Thoughts on Camping

I came across this recently, which I had written back in the fall when Husband and I went camping last. Reading my own words made me realize that as much as I love hunkering down in my home, I’m developing a bit of cabin fever. I’m ready for winter to be over and warm weather to come again…

I’m going camping. I’m going camping. I’m going camping.

This has been my refrain for days now, looking forward to the blissful 48 hours I get to spend in the mountains, away from life and all its responsibilities. A wet 48 hours to be sure, but 48 of them all to ourselves. And the Giga, always with the Giga.

I think this is my favorite part of camping. Right here. The first night. The tent is set up, firewood is gathered, the pup is settled, Husband is puttering around the campsite adjusting things. I’m sitting by the fire soaking it all in. This.

It’s the anticipation. The “we’re finally here”. The sounds of crickets and frogs and all kinds of amazing things — a sound the drowns out the voices of our temporary “neighbors”. It’s so loud it is overwhelming. And it’s perfect. Because we’re here, doing this. We have the whole weekend ahead of us.

Our campsite at Sherando Lake State Recreation Area

On this first evening, I’m dreaming about sleeping in the tent. In my dreams its just like my childhood, where I slept so soundly cuddled far down in my sleeping bag. The ground wasn’t too hard. The noises weren’t worrisome (I think it necer occurred to me that a bear might visit our campsite, which most definitely happened the last time we went camping). I was a small child, given the shortest spot to lay, by the door or on the step (yes, my “bed” in our pop-up was the step up to the boys’ bed), but it never bothered me. It was never cramped. I don’t think about fitting my 5’7″ frame with Husband’s 6’2″ body and a 65 lb lanky dog in a 2-person tent. In fact, I long for it.

I recollect camping in the heat as a child, just like I remember camping in the freezing cold while in college, but it isn’t quite tangible to me anymore. I forget the sticky sweaty feeling of humid summer camping.

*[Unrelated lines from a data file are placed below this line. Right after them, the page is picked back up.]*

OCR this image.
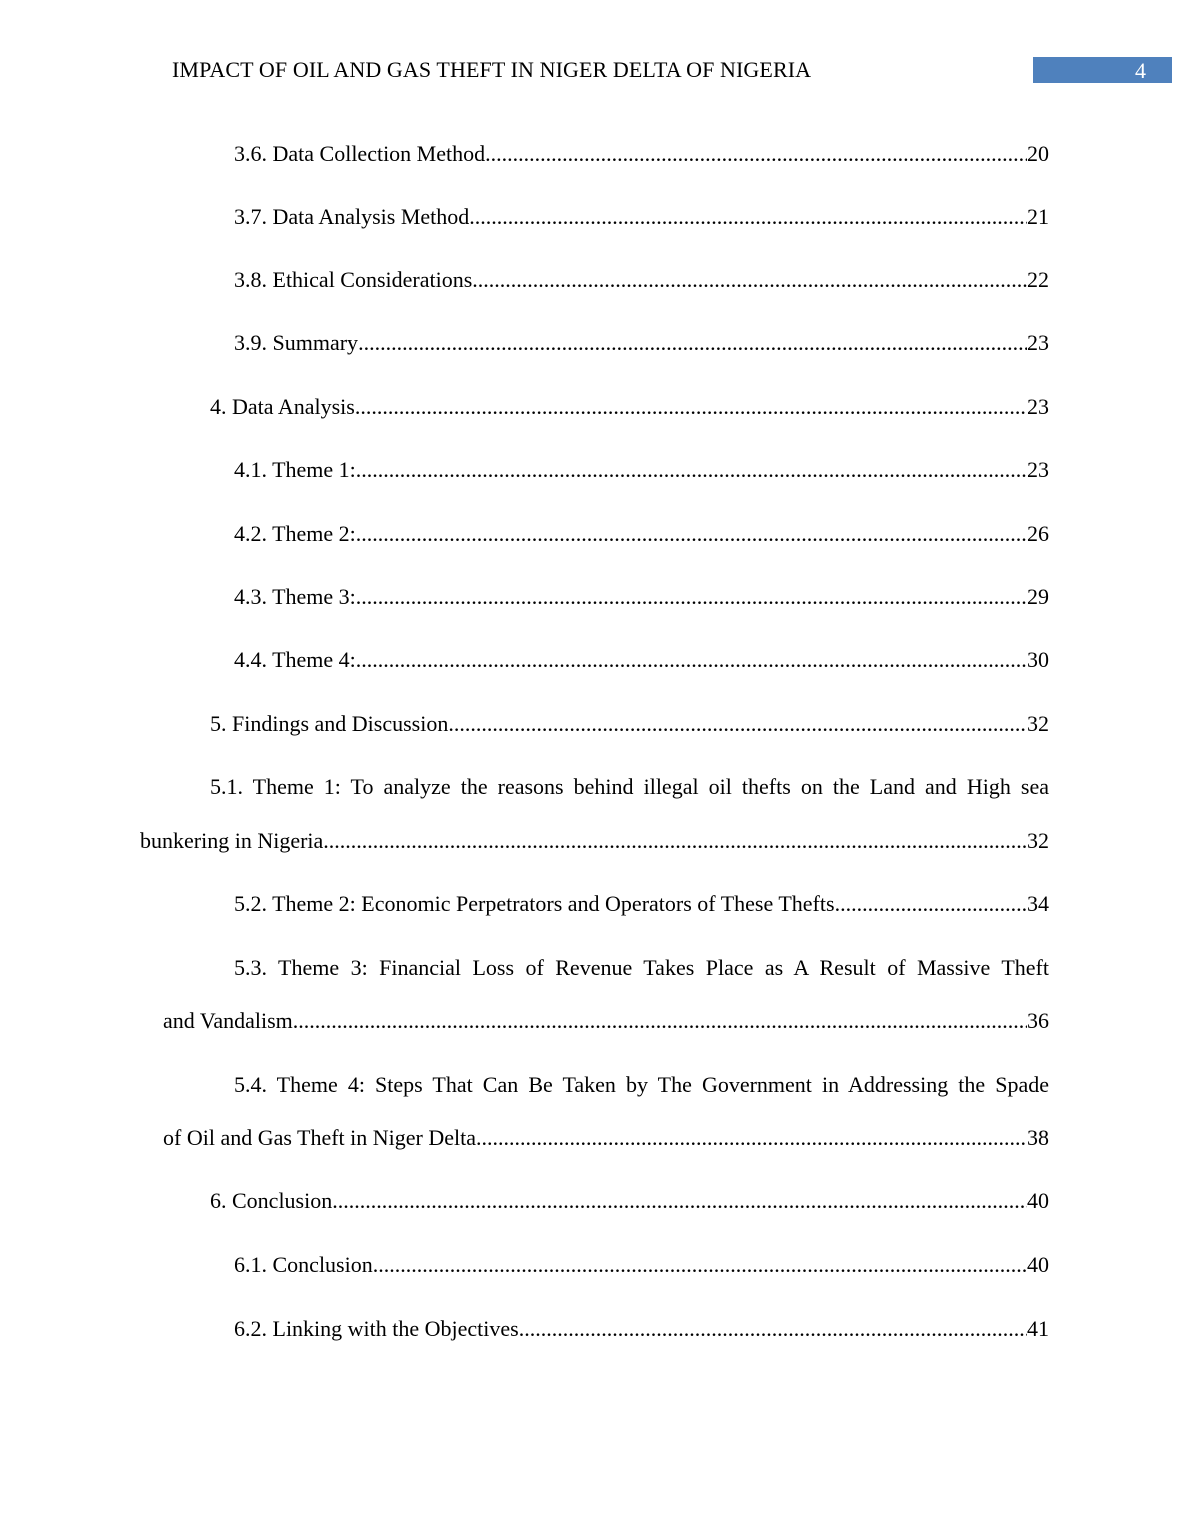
IMPACT OF OIL AND GAS THEFT IN NIGER DELTA OF NIGERIA	4
3.6. Data Collection Method .....	20
3.7. Data Analysis Method .....	21
3.8. Ethical Considerations .....	22
3.9. Summary .....	23
4. Data Analysis .....	23
4.1. Theme 1: .....	23
4.2. Theme 2: .....	26
4.3. Theme 3: .....	29
4.4. Theme 4: .....	30
5. Findings and Discussion .....	32
5.1. Theme 1: To analyze the reasons behind illegal oil thefts on the Land and High sea
bunkering in Nigeria .....	32
5.2. Theme 2: Economic Perpetrators and Operators of These Thefts .....	34
5.3. Theme 3: Financial Loss of Revenue Takes Place as A Result of Massive Theft
and Vandalism .....	36
5.4. Theme 4: Steps That Can Be Taken by The Government in Addressing the Spade
of Oil and Gas Theft in Niger Delta .....	38
6. Conclusion .....	40
6.1. Conclusion .....	40
6.2. Linking with the Objectives .....	41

I look forward to waking up with the sun in the morning, somehow blocking from mind that it’s usually the sound of car doors slamming and children squeeling that wakes me at campgrounds. I forget just how hard it is to dress in a compact tent (skinny jeans are NOT the best option here).

I dream about hiking up the mountain tomorrow, about the view from the top and the euphoria of reaching it. I forget that I work a desk job now and am terribly out of shape, that it’s hot and sticky and we don’t have any water bottles. I anticipate the exuberance of the pup while forgetting that she will be pulling my arm out of its socket for at least the first mile or two.

Hiking Humpback Rocks Trail

Yes, the first night my eyes are full of stars. My heart is content, I am looking forward to everything the weekend will bring. Inevitably, it won’t be glamourous. The ground will be hard, the air thick, I’ll sleep fitfully. The hike will be steep, my thighs will burn and I will huff and puff throughout. Cleanup will be a bear. Everything will be sandy and nothing will fit exactly the way it did when we packed it at home. And, more than likely, it will all be soaked by the impending storm.

But when we leave, it will be with a sense of satisfaction. A knowing of having conquered the great outdoors. A rhythm that we only achieve when we get to spend days on end together. A wistfulness from having to leave it all behind. And when we arrive back to our real lives — the messy, over-ful, too busy, hard lives that we live — we will ache to return to our beautiful mountains. We will dream of the simplicity of life there. And we will forget all about the smell of bug spray, the stickiness of sweat, the constant grit of sand between our toes, the hardness of the ground, the reality of our physical condition. And we will wait with anticipation for the next chance we have to embark on such an adventure.